Though it's safe to say that Henry may be the shallow end of Shakespeare's dramatic intention pool, there's still plenty of meat there. Did I just mix a "pool" and a "meat" metaphor? One of the things that makes Shakespeare so interesting (and enduring) is that he is so effective at layering multiple themes, ideas and intentions into his works. You get insightful comedy in the midst of tragedy (see: Gravediggers in Hamlet; the Clown, Poor Tom and mad Lear; the porter in
McB,
et al.) and show-stopping tragedy in disarmingly innocent comedy (see: Hero's shaming and fake death in Much Ado; comedies that start with tragedy like Twelfth Night, Tempest and Comedy of Errors; being eaten by a
friggin' bear in Winter's Tale). Then you get odd ducks like Measure for Measure, which is a LAUGH RIOT. Shakespeare himself didn't want his works to necessarily point to some obvious moral or solution, which leaves a director and her company plenty of room to play. In Shakespeare, character is the car, plot is the road, but you decide where the highway leads.
So what's the destination for this particular family trip? Well, we haven't discussed that yet as a company, but it could go a couple of ways (are we there yet?). The political themes are always a popular hook to hang the show on. The last time I was in Henry V, America was in the process of invading Iraq for the second time in 15 years, so the
Dubya parallels were
irresistible for most reviewers.

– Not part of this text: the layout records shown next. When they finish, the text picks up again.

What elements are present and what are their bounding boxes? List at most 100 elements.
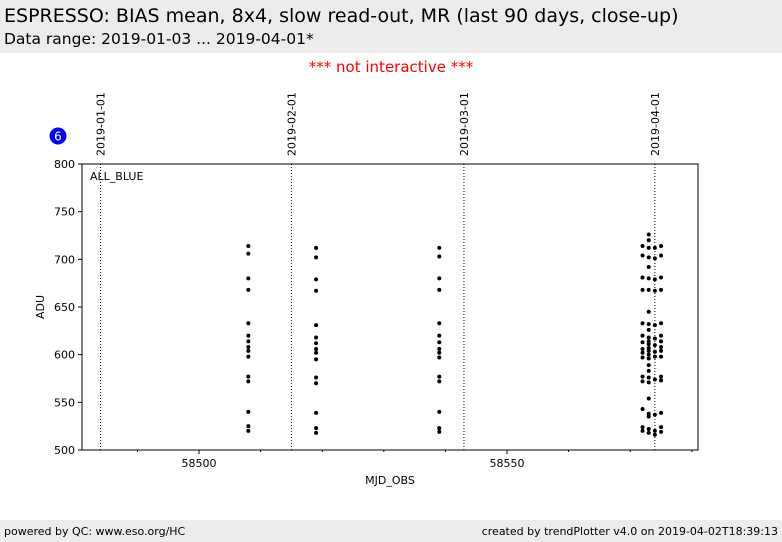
footer-powered-by: powered by QC: www.eso.org/HC [4,525,186,538]
y-tick-label: 600 [54,349,75,362]
data-point [246,424,251,429]
data-point [652,256,657,261]
data-point [314,430,319,435]
data-point [646,255,651,260]
data-point [659,378,664,383]
data-point [640,407,645,412]
data-point [246,348,251,353]
count-badge-label: 6 [54,130,62,144]
data-point [646,232,651,237]
count-badge: 6 [49,127,67,145]
data-point [640,321,645,326]
data-point [437,374,442,379]
data-point [646,411,651,416]
data-point [652,354,657,359]
data-point [437,350,442,355]
data-point [314,288,319,293]
data-point [659,410,664,415]
data-point [437,254,442,259]
data-point [314,245,319,250]
data-point [646,322,651,327]
data-point [659,275,664,280]
plot-frame [81,163,699,451]
data-point [246,243,251,248]
header-band: ESPRESSO: BIAS mean, 8x4, slow read-out,… [0,0,782,53]
footer-created-by: created by trendPlotter v4.0 on 2019-04-… [481,525,778,538]
data-point [640,340,645,345]
y-tick-label: 650 [54,301,75,314]
data-point [646,342,651,347]
page-title: ESPRESSO: BIAS mean, 8x4, slow read-out,… [4,5,679,27]
data-point [659,348,664,353]
count-badge-circle [49,127,67,145]
data-point [652,336,657,341]
data-point [646,380,651,385]
data-point [659,243,664,248]
data-point [314,341,319,346]
data-point [652,323,657,328]
data-point [640,379,645,384]
data-point [640,333,645,338]
data-point [659,287,664,292]
date-markers: 2019-01-01 2019-02-01 2019-03-01 2019-04-01 [94,92,662,450]
data-point [659,354,664,359]
data-point [646,356,651,361]
data-point [246,339,251,344]
data-point [437,429,442,434]
date-marker-label: 2019-04-01 [649,92,662,156]
data-point [437,276,442,281]
y-axis-label: ADU [34,295,47,319]
x-tick-label: 58550 [490,457,525,470]
axes: 500 550 600 650 700 750 800 58500 58550 [54,158,699,470]
date-marker-label: 2019-01-01 [94,92,107,156]
data-point [646,352,651,357]
data-point [640,428,645,433]
data-point [646,287,651,292]
data-point [646,363,651,368]
data-point [646,375,651,380]
data-point [652,245,657,250]
data-point [646,368,651,373]
data-point [246,374,251,379]
data-point [659,374,664,379]
data-point [646,348,651,353]
data-point [659,429,664,434]
data-point [646,427,651,432]
not-interactive-notice: *** not interactive *** [308,58,474,76]
date-marker-label: 2019-03-01 [458,92,471,156]
data-point [646,238,651,243]
data-point [246,287,251,292]
data-point [646,245,651,250]
data-point [314,426,319,431]
date-marker-label: 2019-02-01 [285,92,298,156]
data-point [314,350,319,355]
data-point [640,346,645,351]
data-point [314,357,319,362]
data-point [646,345,651,350]
data-range-subtitle: Data range: 2019-01-03 ... 2019-04-01* [4,30,314,48]
data-point [646,396,651,401]
data-point [659,333,664,338]
data-point [640,350,645,355]
data-point [640,287,645,292]
panel-label: ALL_BLUE [90,170,143,183]
data-point [659,321,664,326]
data-point [437,287,442,292]
data-point [314,375,319,380]
data-point [646,339,651,344]
data-point [437,355,442,360]
x-axis-label: MJD_OBS [365,474,415,487]
data-point [646,327,651,332]
data-point [652,428,657,433]
data-point [640,275,645,280]
data-point [646,264,651,269]
data-point [246,276,251,281]
data-point [659,253,664,258]
data-point [652,432,657,437]
data-point [646,276,651,281]
data-point [652,288,657,293]
data-point [246,333,251,338]
data-point [659,345,664,350]
data-point [646,430,651,435]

A young, untested, highly-religious ruler (who is the son of a former ruler) is using a military campaign to bolster his public opinion ratings. One state, two state, red state, blue state. I have a problem with this interpretation which has nothing to do with the fact that it was mostly master-minded by Dominic
Papatola (the interpretation, not the war). From the first, Henry doesn't really WANT to go to France. Yeah, he's full of the
Kool-Aid of the Divine Right of Kings and
dieu et mon droit, but he full well knows that they could lose and worse, a lot of people, both English AND French would surely die. Henry spends most of his alone time in the play ruminating on the justness of his cause and the caprice of fate that makes one man a peasant and the other a king. Henry's "cabinet" and greedy
ecclesiastical advisers assure him that
Salic Law is crap and the war will succeed.

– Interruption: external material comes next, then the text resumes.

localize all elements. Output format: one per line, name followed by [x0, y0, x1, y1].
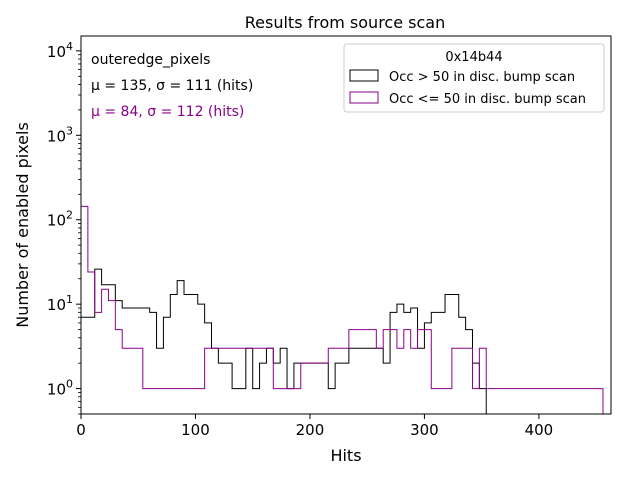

Our kingdom's little war began with our fearless leader doing the urging and drawing a stark line between "us" and the "enemies of freedom". In this analogy,
yellowcake uranium evidence will stand in for
Salic Law.
I could go through myriad variations of interpretation, but the best way to approach the show is obviously to ask what it means to us today, and not just politically like the earlier production I described. Equating it with our specific modern
mise-en-scene would only serve to distance us from the issues it presents (love of country; bravery, cowardice, arrogance, fealty; the horrors of war; heroism; political machination), just as over-emphasizing its antiquity or viewing it as a museum piece with little to inform our present discourse would only dampen its message, whatever we decide it to ultimately be. People who saw Henry V during Shakespeare's time would have
known the story, and they would have taken at face value what was happening: these men can be trusted, these can't. Our leader is noble; our leader is lost. War is terrible; war can be necessary. We have an enemy; our enemy is ourselves.